Intrigues et vieilles dentelles Sortez les perruques. Si les productions modernes (« Mafiosa ») sont appréciées, la fiction française plaît surtout quand elle est costumée. « J'ai à peine parlé de La Reine et le Cardinal à un acheteur qu'il a embrayé. Il connaissait toute l'histoire », raconte Sarah Brémond de Marathon International. Présence de la chaîne Kultura (l'Arte local) et réminiscences de la guerre froide où la culture française était une des rares à passer le mur favorisent Les rois maudits ou le Jean de La Fontaine, le défi avec Lorànt Deutsch.
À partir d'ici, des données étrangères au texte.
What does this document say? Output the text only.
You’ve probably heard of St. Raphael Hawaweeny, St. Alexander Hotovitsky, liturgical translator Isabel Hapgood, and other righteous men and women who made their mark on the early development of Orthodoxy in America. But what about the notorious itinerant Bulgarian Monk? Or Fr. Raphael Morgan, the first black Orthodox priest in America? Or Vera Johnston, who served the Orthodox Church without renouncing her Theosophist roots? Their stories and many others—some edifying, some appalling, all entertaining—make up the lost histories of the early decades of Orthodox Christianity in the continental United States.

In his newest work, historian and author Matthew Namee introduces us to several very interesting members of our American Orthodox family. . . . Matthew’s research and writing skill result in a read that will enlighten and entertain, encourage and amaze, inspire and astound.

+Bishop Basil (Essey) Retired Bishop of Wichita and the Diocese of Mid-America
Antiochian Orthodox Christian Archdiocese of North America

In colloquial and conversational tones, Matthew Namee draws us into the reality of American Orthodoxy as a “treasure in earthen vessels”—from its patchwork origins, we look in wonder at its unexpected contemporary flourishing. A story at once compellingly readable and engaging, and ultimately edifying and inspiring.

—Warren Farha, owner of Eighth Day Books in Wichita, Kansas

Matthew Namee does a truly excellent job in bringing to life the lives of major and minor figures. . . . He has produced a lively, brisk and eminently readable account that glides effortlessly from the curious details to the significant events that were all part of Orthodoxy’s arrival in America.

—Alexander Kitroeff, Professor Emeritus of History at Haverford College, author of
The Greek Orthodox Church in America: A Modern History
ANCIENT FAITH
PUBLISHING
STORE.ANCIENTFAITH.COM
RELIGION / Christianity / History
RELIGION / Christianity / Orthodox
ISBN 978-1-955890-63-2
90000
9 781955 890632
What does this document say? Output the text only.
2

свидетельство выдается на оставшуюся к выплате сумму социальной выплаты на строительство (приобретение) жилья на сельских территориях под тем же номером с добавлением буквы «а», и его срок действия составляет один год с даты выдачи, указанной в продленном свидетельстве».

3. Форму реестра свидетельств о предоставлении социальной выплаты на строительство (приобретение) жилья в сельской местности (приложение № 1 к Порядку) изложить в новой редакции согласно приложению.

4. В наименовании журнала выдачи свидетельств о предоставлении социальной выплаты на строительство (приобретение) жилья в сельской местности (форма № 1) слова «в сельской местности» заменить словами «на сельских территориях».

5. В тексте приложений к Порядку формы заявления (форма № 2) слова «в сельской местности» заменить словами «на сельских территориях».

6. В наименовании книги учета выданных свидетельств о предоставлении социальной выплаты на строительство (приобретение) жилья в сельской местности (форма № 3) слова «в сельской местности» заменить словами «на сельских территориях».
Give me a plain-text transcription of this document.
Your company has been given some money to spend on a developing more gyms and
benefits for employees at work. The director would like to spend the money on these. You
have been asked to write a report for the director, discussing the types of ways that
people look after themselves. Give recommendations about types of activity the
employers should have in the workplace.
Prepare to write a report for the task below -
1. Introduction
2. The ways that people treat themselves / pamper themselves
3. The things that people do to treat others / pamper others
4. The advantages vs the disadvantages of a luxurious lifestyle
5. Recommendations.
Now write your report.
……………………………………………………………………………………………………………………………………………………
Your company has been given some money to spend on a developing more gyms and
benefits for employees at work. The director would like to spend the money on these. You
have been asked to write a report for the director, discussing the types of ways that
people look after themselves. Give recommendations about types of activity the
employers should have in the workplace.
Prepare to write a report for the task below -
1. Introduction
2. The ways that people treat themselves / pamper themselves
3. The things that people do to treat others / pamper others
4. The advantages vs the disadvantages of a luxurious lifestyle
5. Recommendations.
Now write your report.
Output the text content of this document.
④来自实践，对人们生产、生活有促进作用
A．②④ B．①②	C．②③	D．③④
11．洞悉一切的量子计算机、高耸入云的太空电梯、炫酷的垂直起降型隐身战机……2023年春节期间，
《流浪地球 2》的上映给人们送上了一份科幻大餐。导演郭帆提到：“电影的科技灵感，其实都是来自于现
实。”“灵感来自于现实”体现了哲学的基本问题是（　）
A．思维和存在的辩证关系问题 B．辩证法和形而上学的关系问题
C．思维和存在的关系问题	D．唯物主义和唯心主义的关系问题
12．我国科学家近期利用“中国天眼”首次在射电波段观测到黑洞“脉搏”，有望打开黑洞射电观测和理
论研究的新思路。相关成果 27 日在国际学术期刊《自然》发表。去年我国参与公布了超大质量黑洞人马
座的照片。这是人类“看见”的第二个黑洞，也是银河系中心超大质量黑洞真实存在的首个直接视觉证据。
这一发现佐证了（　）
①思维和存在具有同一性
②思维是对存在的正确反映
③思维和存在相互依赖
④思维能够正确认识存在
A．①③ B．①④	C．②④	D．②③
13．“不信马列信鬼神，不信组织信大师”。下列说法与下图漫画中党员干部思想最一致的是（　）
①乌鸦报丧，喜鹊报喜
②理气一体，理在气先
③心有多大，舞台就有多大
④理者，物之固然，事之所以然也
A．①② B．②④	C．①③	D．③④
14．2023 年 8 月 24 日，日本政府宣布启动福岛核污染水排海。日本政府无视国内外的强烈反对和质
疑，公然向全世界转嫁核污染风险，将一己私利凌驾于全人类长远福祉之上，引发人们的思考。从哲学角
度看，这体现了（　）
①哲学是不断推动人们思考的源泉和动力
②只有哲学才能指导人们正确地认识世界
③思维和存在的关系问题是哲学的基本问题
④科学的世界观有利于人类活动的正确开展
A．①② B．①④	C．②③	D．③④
Autre piste prometteuse : le docu-fiction.

Depardieu, toujours Pour mettre en avant L'Abolition, téléfilm sur Robert Badinter, Emmanuel Loréal, de Carrerre Group, parle de Depardieu « et aussi de Charles Berling même s'il est moins connu ici ». L'année dernière « le cinéma français a fait 8 millions d'entrées en Russie », note Christel Verjeade, attachée audiovisuelle à l'ambassade de France.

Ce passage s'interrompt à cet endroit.